CONFLITO
‘Não vejo motivos para me encontrar com Zelensky’, diz Putin
A afirmação foi uma resposta direta à carta aberta publicada pelo líder da Ucrânia em que propunha reunião presencial
O presidente russo, Vladimir Putin, declarou categoricamente nessa sexta-feira (5) que não vê, no momento atual, motivos para se encontrar com o presidente ucraniano, Volodymyr Zelensky.
A afirmação foi uma resposta direta à carta aberta publicada pelo líder da Ucrânia na véspera, na qual propunha uma reunião presencial fora do território de ambos os países e um cessar-fogo total para negociar o fim do conflito.
Embora o porta-voz do Kremlin, Dmitry Peskov, tivesse sinalizado anteriormente que Zelensky seria bem-vindo em Moscou a qualquer momento, a postura do governo mudou após Putin analisar o teor do documento.
Ao avaliar a mensagem, o chefe do Kremlin classificou o texto como grosseiro em alguns trechos e questionou a real intenção de Kiev, argumentando que a iniciativa parecia mais uma estratégia para evitar o diálogo do que para promovê-lo.

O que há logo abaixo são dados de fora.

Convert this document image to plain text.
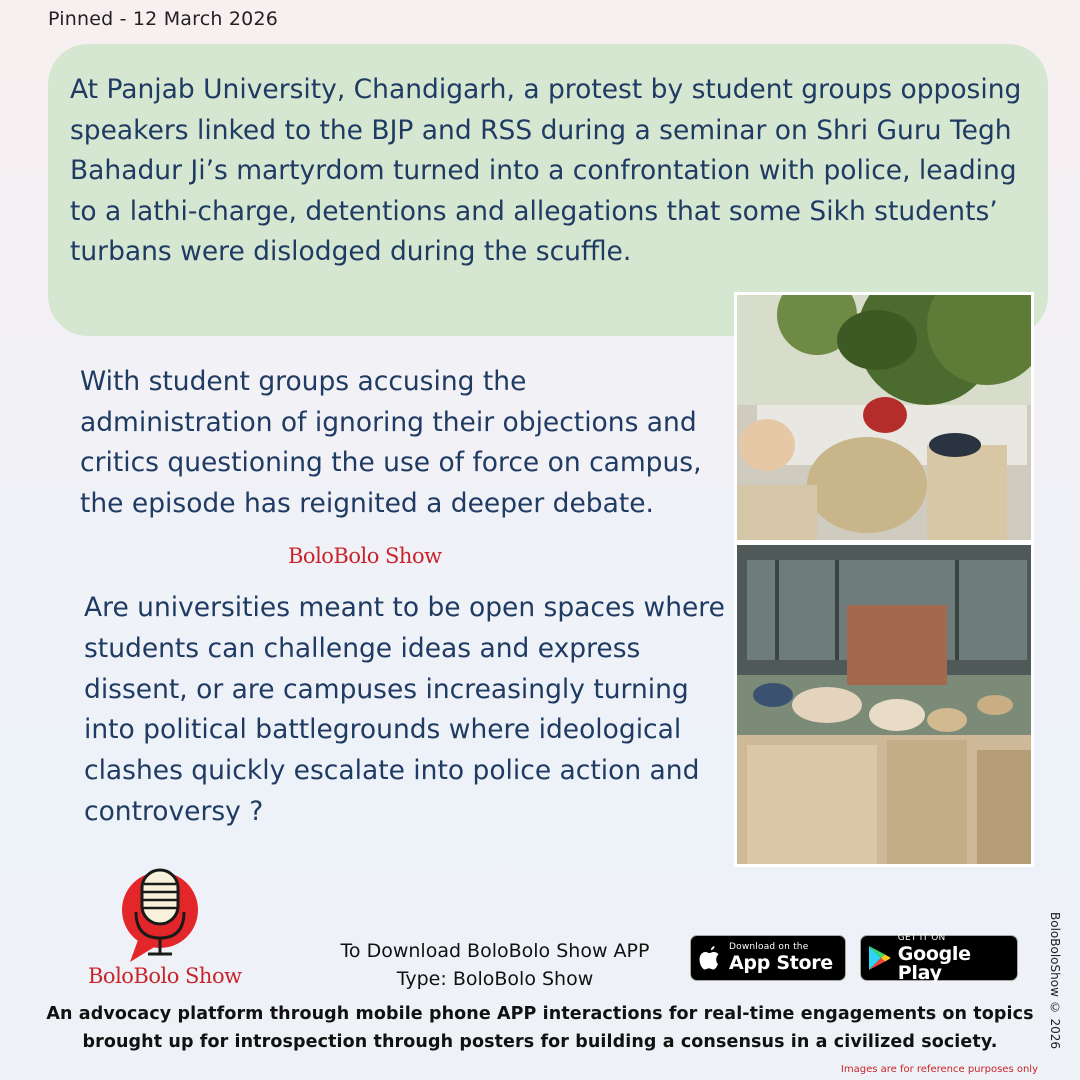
Pinned - 12 March 2026
At Panjab University, Chandigarh, a protest by student groups opposing speakers linked to the BJP and RSS during a seminar on Shri Guru Tegh Bahadur Ji’s martyrdom turned into a confrontation with police, leading to a lathi-charge, detentions and allegations that some Sikh students’ turbans were dislodged during the scuffle.
With student groups accusing the administration of ignoring their objections and critics questioning the use of force on campus, the episode has reignited a deeper debate.
BoloBolo Show
Are universities meant to be open spaces where students can challenge ideas and express dissent, or are campuses increasingly turning into political battlegrounds where ideological clashes quickly escalate into police action and controversy ?
BoloBolo Show
To Download BoloBolo Show APP
Type: BoloBolo Show
Download on the
App Store
GET IT ON
Google Play
An advocacy platform through mobile phone APP interactions for real-time engagements on topics brought up for introspection through posters for building a consensus in a civilized society.	BoloBoloShow © 2026
Images are for reference purposes only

A percepção de que a carta não passava de um pretexto foi endossada por nacionalistas russos, que a rotularam como uma manobra maliciosa de relações públicas desenhada para insuflar a insatisfação interna na Rússia.
No documento, Zelensky teceu duras críticas à política externa de Putin nas últimas duas décadas e expôs os impactos econômicos e humanos da guerra para os próprios russos, antes de conclamar o homólogo a escolher o fim das hostilidades com base na honestidade e em garantias mútuas.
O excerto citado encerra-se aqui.